En ce temps-là, comme les disciples de Jean le Baptiste et les pharisiens jeûnaient, on vint demander à Jésus : « Pourquoi, alors que les disciples de Jean et les disciples des Pharisiens jeûnent, tes disciples ne jeûnent-ils pas ? » Jésus leur dit : « Les invités de la noce pourraient-ils jeûner, pendant que l’Époux est avec eux ? Tant qu’ils ont l’Époux avec eux, ils ne peuvent pas jeûner. Mais des jours viendront où l’Époux leur sera enlevé ; alors, ce jour-là, ils jeûneront. Personne ne raccommode un vieux vêtement avec une pièce d’étoffe neuve ; autrement le morceau neuf ajouté tire sur le vieux tissu et la déchirure s’agrandit. Ou encore, personne ne met du vin nouveau dans de vieilles outres ; car alors, le vin fera éclater les outres, et l’on perd à la fois le vin et les outres. À vin nouveau, outres neuves. » – Acclamons la Parole de Dieu.

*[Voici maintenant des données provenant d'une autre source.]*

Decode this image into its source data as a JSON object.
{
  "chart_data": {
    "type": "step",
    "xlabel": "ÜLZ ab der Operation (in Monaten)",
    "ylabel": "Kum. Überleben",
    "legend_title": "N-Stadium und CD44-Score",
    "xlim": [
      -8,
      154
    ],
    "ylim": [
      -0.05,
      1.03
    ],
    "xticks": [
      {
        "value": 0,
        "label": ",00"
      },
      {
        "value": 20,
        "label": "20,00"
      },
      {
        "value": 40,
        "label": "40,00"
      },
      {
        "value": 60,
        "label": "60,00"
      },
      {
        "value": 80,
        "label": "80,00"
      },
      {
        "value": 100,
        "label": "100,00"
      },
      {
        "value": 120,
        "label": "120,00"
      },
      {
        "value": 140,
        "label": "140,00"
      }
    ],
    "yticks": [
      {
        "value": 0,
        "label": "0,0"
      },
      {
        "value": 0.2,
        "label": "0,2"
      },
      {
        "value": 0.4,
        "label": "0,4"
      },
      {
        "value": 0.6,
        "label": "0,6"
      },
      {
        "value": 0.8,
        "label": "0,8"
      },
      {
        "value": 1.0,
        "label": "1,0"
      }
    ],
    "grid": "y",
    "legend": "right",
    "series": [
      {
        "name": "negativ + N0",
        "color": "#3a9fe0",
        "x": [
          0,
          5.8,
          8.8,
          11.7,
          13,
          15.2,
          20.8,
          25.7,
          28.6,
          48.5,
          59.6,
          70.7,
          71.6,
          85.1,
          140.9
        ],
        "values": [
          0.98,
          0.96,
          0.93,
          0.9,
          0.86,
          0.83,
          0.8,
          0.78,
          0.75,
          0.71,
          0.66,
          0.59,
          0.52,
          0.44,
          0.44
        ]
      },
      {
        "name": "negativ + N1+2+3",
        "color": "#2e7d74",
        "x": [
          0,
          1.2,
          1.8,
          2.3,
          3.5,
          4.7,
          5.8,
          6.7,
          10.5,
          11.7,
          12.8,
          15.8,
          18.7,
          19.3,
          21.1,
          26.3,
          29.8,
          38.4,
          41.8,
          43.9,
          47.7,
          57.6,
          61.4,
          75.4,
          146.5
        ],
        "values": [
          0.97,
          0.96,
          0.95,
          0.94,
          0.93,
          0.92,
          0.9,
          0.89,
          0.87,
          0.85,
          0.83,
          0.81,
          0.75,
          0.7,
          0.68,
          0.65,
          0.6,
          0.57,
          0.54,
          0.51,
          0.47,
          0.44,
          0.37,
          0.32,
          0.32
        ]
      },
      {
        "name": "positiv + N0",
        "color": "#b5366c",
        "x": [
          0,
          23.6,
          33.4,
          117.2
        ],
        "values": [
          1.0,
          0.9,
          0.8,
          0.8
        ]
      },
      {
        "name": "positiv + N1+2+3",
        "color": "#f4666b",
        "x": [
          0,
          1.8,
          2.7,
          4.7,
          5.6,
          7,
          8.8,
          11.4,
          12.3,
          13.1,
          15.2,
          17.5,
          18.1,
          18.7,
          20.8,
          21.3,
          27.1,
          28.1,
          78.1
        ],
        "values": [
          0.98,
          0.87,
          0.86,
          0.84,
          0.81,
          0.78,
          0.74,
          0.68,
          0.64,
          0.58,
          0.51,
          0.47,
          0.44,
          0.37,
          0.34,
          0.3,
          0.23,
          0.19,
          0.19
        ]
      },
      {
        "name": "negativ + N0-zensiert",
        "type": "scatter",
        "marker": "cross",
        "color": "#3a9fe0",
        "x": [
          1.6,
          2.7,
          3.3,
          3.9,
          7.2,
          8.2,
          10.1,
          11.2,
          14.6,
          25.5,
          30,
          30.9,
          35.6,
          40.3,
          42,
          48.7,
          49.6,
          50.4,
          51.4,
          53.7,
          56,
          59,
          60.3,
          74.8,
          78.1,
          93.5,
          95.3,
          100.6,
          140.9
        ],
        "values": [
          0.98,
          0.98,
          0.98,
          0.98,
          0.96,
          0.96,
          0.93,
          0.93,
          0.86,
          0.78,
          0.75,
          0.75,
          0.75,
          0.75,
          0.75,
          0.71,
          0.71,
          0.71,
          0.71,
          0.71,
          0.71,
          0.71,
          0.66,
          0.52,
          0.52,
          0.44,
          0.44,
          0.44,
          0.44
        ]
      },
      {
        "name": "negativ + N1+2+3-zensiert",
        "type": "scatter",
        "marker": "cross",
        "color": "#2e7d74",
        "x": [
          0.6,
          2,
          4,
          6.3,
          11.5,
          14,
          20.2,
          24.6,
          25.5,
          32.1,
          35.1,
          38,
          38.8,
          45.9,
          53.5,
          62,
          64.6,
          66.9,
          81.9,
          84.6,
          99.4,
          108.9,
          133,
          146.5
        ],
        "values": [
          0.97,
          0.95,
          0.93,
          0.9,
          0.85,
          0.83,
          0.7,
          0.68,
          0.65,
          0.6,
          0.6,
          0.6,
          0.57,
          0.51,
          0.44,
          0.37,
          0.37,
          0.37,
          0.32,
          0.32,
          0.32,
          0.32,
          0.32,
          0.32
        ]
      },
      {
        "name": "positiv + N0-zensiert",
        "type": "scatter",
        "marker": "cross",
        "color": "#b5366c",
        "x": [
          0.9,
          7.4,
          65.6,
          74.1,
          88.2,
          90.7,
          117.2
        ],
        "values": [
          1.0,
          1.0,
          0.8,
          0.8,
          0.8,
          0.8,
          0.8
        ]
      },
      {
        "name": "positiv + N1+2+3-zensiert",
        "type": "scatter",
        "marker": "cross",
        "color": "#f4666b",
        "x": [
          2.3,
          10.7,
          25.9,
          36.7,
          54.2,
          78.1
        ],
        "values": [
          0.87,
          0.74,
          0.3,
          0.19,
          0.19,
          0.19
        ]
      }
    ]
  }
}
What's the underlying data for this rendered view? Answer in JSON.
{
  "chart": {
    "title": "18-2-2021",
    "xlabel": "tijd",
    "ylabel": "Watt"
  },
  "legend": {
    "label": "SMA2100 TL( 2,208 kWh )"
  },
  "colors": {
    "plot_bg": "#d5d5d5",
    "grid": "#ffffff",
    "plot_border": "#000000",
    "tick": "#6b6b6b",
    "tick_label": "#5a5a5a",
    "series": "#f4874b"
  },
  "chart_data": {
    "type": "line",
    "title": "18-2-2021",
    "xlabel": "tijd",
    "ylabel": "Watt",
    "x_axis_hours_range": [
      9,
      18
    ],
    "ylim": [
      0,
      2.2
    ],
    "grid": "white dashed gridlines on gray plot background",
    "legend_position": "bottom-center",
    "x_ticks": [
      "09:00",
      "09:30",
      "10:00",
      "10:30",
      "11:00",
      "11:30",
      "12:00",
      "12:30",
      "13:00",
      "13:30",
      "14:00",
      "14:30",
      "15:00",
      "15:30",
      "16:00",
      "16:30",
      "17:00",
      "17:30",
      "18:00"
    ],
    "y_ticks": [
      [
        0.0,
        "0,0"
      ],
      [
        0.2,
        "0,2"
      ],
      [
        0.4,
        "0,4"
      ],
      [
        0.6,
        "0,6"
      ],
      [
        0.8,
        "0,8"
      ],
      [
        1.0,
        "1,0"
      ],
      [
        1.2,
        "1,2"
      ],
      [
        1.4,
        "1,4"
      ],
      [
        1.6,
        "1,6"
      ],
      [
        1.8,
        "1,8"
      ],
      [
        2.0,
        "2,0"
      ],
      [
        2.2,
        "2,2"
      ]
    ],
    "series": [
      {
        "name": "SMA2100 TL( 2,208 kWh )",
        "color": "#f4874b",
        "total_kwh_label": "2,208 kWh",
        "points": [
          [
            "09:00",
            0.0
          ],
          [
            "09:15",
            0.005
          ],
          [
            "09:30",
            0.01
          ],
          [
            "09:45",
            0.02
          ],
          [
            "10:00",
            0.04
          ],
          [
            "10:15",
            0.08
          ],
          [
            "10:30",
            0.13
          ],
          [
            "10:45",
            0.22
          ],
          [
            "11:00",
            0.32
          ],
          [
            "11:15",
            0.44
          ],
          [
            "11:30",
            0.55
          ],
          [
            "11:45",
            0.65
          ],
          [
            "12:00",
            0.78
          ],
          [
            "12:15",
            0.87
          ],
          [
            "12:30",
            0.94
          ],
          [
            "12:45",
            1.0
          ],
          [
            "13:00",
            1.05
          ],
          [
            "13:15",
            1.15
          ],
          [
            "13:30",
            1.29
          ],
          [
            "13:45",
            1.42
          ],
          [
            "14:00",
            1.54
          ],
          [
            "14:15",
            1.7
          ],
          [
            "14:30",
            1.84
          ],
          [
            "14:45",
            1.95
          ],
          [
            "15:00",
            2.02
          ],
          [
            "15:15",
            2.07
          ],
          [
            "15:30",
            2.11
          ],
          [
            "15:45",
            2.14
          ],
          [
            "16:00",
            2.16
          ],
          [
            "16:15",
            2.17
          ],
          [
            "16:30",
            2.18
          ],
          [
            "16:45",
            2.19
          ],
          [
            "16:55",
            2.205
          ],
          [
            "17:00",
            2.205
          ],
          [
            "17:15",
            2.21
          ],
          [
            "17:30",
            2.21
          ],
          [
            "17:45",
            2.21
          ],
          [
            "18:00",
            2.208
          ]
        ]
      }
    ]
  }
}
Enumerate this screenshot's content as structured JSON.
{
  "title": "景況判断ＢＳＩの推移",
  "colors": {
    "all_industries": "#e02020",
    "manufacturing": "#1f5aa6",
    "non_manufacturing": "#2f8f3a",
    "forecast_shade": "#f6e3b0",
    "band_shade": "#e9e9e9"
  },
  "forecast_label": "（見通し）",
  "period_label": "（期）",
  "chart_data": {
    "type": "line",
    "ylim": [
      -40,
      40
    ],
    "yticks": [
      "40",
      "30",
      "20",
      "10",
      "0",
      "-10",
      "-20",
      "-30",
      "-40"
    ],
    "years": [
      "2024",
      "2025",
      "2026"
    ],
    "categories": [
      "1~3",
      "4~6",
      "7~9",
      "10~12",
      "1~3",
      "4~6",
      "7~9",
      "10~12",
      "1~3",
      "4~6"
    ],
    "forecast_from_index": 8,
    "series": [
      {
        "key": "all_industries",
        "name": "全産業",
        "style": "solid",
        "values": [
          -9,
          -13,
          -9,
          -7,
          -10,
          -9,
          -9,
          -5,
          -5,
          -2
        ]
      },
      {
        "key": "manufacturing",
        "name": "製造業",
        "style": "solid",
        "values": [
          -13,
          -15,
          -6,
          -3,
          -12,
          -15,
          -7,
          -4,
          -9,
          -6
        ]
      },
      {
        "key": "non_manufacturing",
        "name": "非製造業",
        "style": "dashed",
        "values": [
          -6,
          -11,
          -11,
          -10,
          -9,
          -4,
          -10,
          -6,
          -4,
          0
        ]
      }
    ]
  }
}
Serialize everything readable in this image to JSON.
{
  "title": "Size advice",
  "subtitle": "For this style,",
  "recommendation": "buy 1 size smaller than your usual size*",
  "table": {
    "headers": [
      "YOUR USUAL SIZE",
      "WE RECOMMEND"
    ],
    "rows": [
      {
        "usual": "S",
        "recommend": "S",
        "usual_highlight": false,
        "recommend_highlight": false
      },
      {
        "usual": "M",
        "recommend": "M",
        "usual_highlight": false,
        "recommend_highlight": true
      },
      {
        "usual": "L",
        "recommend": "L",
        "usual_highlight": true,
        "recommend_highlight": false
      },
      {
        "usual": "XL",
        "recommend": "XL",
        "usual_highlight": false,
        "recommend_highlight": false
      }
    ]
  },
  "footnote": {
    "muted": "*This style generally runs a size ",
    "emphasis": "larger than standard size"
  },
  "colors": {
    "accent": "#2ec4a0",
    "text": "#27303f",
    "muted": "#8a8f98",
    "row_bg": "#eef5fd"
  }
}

A vin nouveau, outres neuves

A l’époque où Jésus en parle, les outres permettent de transporter et conserver des liquides. L’outre est une peau de bouc en forme de sac. Avec le temps, elle a tendance à s’user, à être friable. Et comme le vin nouveau est acide, il peut crever l’outre si celle-ci a déjà été utilisée. Mieux vaut donc mettre le vin nouveau dans des outres neuves. Par ces images très parlantes, Jésus fait entendre qu’avec lui s’inaugurent des temps nouveaux. Jésus veut faire comprendre que des situations nouvelles appellent des comportements nouveaux. Le vieux vêtement et la vieille outre évoquent l’Ancien Testament, des vieux concepts, de vieux rites. Jésus est venu proposer une Nouvelle Alliance. Il ne s’agit pas de rejeter ou de mépriser le passé, mais d’entrer dans la perspective de Jésus qui veut introduire un changement radical dans nos relations avec Dieu. Oui, avec Jésus, nous entrons dans une ère nouvelle. Pour Jésus, on ne peut pas changer le monde en conservant de vieilles habitudes. Les rafistolages apparaissent dérisoires, les demi-mesures sont exclues, les compromis hors de question. Seule une société neuve pourra supporter la nouveauté de Dieu.

Aurons-nous le courage d’investir dans les outres neuves?  Ne nous faudrait-il donc pas, nous aussi, avoir le courage de reformuler la vérité de l’Évangile pour notre temps ? Il n’est pas certain qu’il faille toujours et obligatoirement annoncer la Bonne Nouvelle de Jésus à la manière de nos parents. Ne devrions-nous pas aider nos concitoyens à retrouver le sens de Dieu, de la création et de l’homme ? A quoi sert-il de faire une expérience de « salut » si celle-ci ne s’accompagne pas d’une réelle compréhension de Dieu et de l’homme ? … A méditer

Prière

Seigneur, je suis étonné de ton appel à la joie : « à vin nouveau, outres neuves ! » Je suis étonné que tu désires vivre avec moi comme un fiancé avec sa fiancée. Je suis étonné que tu m’offres la joie en cadeau de mariage ! Je suis étonné que sur ton cadeau soient inscrits les mots : « justice, droit, amour, tendresse et fidélité ». Seigneur, Tu m’étonneras toujours.